Yukon scratches its phantom recession

Northern Vision development is pressing the pause button. The bulldozers have been halted, undeveloped land holdings will lie fallow and the company will manage its existing holdings until the economy comes back. In recent

Northern Vision development is pressing the pause button.

The bulldozers have been halted, undeveloped land holdings will lie fallow and the company will manage its existing holdings until the economy comes back.

In recent months, economic fears has sent lease rates plummeting across the city.

“We can’t close our eyes to it; if there’s a slowing down in demand for leasing, you’ve got to react to that by trimming the development capabilities of your company,” said newly appointed CEO Rich Thompson.

Since October, Canadians have lost 213,000 jobs. In the United States, 3.6 million jobs have been lost over the past 13 months.

Whitehorse – with almost half of its workers employed directly by the government – has remained relatively insulated from private sectors woes hitting the rest of Canada.

“We’re pretty busy up here,” said Darrell Stone, president of the Yukon Contractor’s Association.

The Yukon is well-prepped to weather the economic storm, said Yukon Premier Dennis Fentie when launching the Yukon’s largest-ever territorial budget.

Yet, lease rates are plummeting.

Yukoners have not lost any money, but they’ve lost confidence. Fears of an oncoming economic downturn will soon stretch into the Yukon. Workers have already begun to tighten their belts.

“(Stimulus) money is not filtering down to the small business community – the ones on Main Street and the moms-and-pops,” said Rick Karp, president of the Whitehorse Chamber of Commerce.

“Government workers are holding onto their pocketbooks,” said Karp.

In the past six months 15 “established” Yukon businesses have shut their doors.

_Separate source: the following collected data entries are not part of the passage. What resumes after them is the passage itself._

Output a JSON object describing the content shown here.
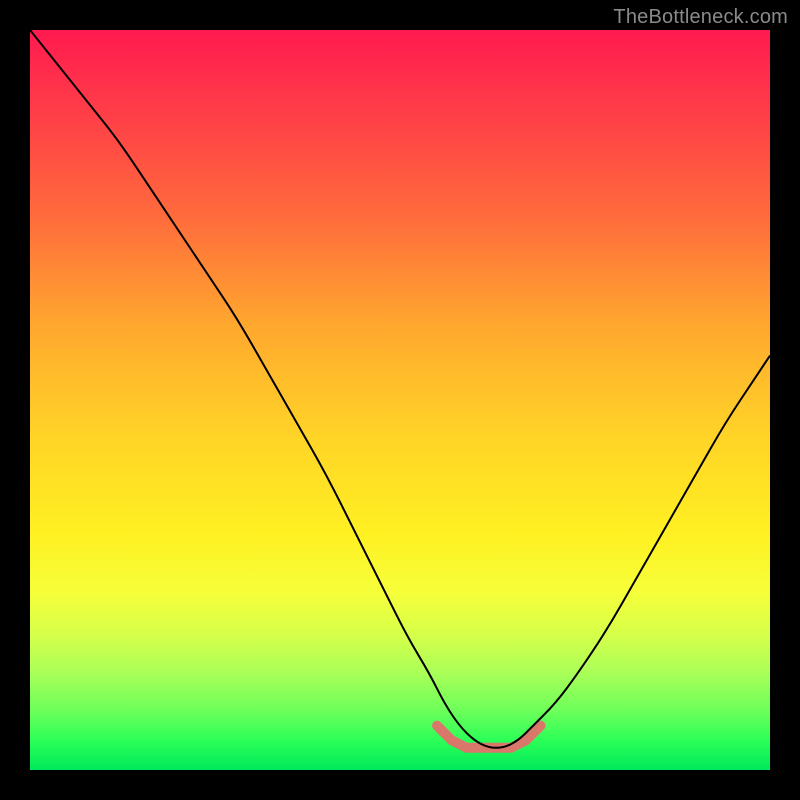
{
  "watermark": "TheBottleneck.com",
  "chart_data": {
    "type": "line",
    "title": "",
    "xlabel": "",
    "ylabel": "",
    "xlim": [
      0,
      100
    ],
    "ylim": [
      0,
      100
    ],
    "grid": false,
    "legend": false,
    "note": "Axes are unlabeled in the source image; values are normalized 0–100 estimated from pixel positions. The main black curve is a V-shape with its minimum near x≈62. The short salmon segment highlights the flat bottom of the valley.",
    "series": [
      {
        "name": "bottleneck-curve",
        "color": "#000000",
        "stroke_width": 2,
        "x": [
          0,
          4,
          8,
          12,
          16,
          20,
          24,
          28,
          32,
          36,
          40,
          44,
          48,
          51,
          54,
          56,
          58,
          60,
          62,
          64,
          66,
          68,
          71,
          74,
          78,
          82,
          86,
          90,
          94,
          98,
          100
        ],
        "y": [
          100,
          95,
          90,
          85,
          79,
          73,
          67,
          61,
          54,
          47,
          40,
          32,
          24,
          18,
          13,
          9,
          6,
          4,
          3,
          3,
          4,
          6,
          9,
          13,
          19,
          26,
          33,
          40,
          47,
          53,
          56
        ]
      },
      {
        "name": "valley-highlight",
        "color": "#d9776b",
        "stroke_width": 10,
        "linecap": "round",
        "x": [
          55,
          57,
          59,
          61,
          63,
          65,
          67,
          69
        ],
        "y": [
          6,
          4,
          3,
          3,
          3,
          3,
          4,
          6
        ]
      }
    ]
  }
}
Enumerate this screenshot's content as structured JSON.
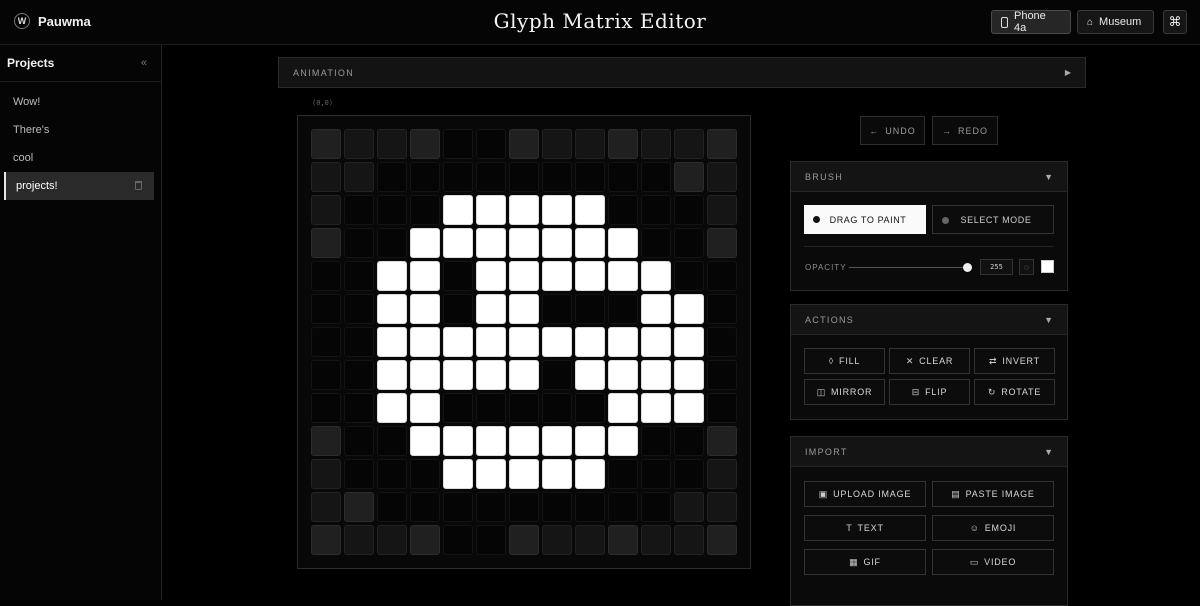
{
  "header": {
    "brand": "Pauwma",
    "brand_icon": "W",
    "title": "Glyph Matrix Editor",
    "device_label": "Phone 4a",
    "museum_label": "Museum",
    "cmd_glyph": "⌘"
  },
  "sidebar": {
    "title": "Projects",
    "collapse_glyph": "«",
    "items": [
      {
        "label": "Wow!",
        "active": false
      },
      {
        "label": "There's",
        "active": false
      },
      {
        "label": "cool",
        "active": false
      },
      {
        "label": "projects!",
        "active": true
      }
    ]
  },
  "animation": {
    "label": "ANIMATION",
    "toggle_glyph": "▶"
  },
  "coordinate": "(0,0)",
  "matrix": {
    "size": 13,
    "on_color": "#ffffff",
    "rows": [
      "0000000000000",
      "0000000000000",
      "0000111110000",
      "0001111111000",
      "0011011111100",
      "0011011000110",
      "0011111111110",
      "0011111011110",
      "0011000001110",
      "0001111111000",
      "0000111110000",
      "0000000000000",
      "0000000000000"
    ],
    "mask": [
      "1111001111111",
      "1100000000011",
      "1000000000001",
      "1000000000001",
      "0000000000000",
      "0000000000000",
      "0000000000000",
      "0000000000000",
      "0000000000000",
      "1000000000001",
      "1000000000001",
      "1100000000011",
      "1111001111111"
    ]
  },
  "history": {
    "undo_label": "UNDO",
    "redo_label": "REDO",
    "undo_icon": "←",
    "redo_icon": "→"
  },
  "brush": {
    "label": "BRUSH",
    "caret": "▼",
    "paint_label": "DRAG TO PAINT",
    "select_label": "SELECT MODE",
    "opacity_label": "OPACITY",
    "opacity_value": "255",
    "opacity_fraction": 1.0,
    "drop_glyph": "◌"
  },
  "actions": {
    "label": "ACTIONS",
    "caret": "▼",
    "buttons": [
      {
        "label": "FILL",
        "icon": "◊"
      },
      {
        "label": "CLEAR",
        "icon": "✕"
      },
      {
        "label": "INVERT",
        "icon": "⇄"
      },
      {
        "label": "MIRROR",
        "icon": "◫"
      },
      {
        "label": "FLIP",
        "icon": "⊟"
      },
      {
        "label": "ROTATE",
        "icon": "↻"
      }
    ]
  },
  "import": {
    "label": "IMPORT",
    "caret": "▼",
    "buttons": [
      {
        "label": "UPLOAD IMAGE",
        "icon": "▣"
      },
      {
        "label": "PASTE IMAGE",
        "icon": "▤"
      },
      {
        "label": "TEXT",
        "icon": "T"
      },
      {
        "label": "EMOJI",
        "icon": "☺"
      },
      {
        "label": "GIF",
        "icon": "▦"
      },
      {
        "label": "VIDEO",
        "icon": "▭"
      }
    ]
  }
}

While Main Street businesses languish, chequing accounts are going up “exponentially,” said bank representatives at the Whitehorse Chamber of Commerce economic summit held over the weekend.

The Yukon is being hit by an economic downturn based on the perception that the Yukon is going to be hit by an economic downturn, said Karp.

“Relax, take a deep breath, and if you want to go out to dinner, go out to dinner,” he said.

Of course, increased consumer spending is an cited as the antidote to economic woes.

Most recently, when global markets plunged in the wake of the September 11 attacks, Prime Minister Jean Chretien called on Canadians to think about buying a new house or car.

In southern centres such as Fort McMurray, Alberta, the recession has placed construction on hold. As developers scale back operations, competition has become fierce to snatch up remaining contracts.

“It’s going to be a very competitive environment based on how good a company is. It’s no longer based on just having capacity,” said Richard Campbell with Calgary-based Vista Projects, to the March issue of Alberta Construction magazine.

“A lot of the contracts down south, they’re getting 12 or 13 bidders, where a year ago they got four,” said Stone.

The still-chugging pace of Yukon construction has not been ignored by work-strapped southern contractors – who may soon pose a very real threat to Yukon-based contractors.

Already, the Erik Nielsen Airport terminal expansion has seen bids flow in from non-Yukon contractors.

When Whitehorse opens its tendering process for the $10.7-million public safety building, competitively-priced bids are openly expected from outside companies, said Robert Fendrick, the city’s director of administrative services.

“Is there a fear from local contractors? Of course,” said Stone.

“We definitely want to keep the work completed, as much as possible, by Yukon contracting companies,” he said.

“If we throw (stimulus) money at a big construction company from down south, then that money is leaving Yukon and it’s not really doing anything for us,” said Karp.

Of course, favouring local contractors for government projects is outlawed under the Agreement for Internal Trade, a document ensuring “labour mobility” throughout Canada.

“We can’t really call for protectionism,” said Karp.

But, the government can pay attention to the “wording” of contracts to give Yukon businesses a leg up.

“Things like, ‘this is a northern development, this is northern construction, so show us that you have expertise in northern construction,’” said Karp.

There is “some merit” to asking for companies with northern experience, but “that does not limit it to Yukon companies,” said Fendrick.

Labour mobility is give and take, he said.

Whitehorse contractors have benefited from labour mobility in past projects that have seen travel to projects as far away as Antarctica.

Geography may ultimately be the Yukon’s most potent protectionist measure.

Most Yukon construction contracts are so small that Vancouver- and Calgary-based firms cannot justify the logistics of moving north.

Tourism, another major Yukon industry, may also stand to take a hit.

Just as the Yukon River yields fewer salmon, the Alaska Highway may yield fewer RVs.

Stripped of disposable incomes and RRSPs, the highway’s American summer travellers may opt not to take their Alaska road trip in 2009.

In 2008, visitor numbers were already lagging behind the 2007 season, said Colin MacDonald, a research officer with the Yukon department of tourism.

Lower gas prices and a depreciated Canadian dollar may still offset whatever economic effects are plaguing would-be Yukon travelers.

“We’re cautiously optimistic,” said Karp.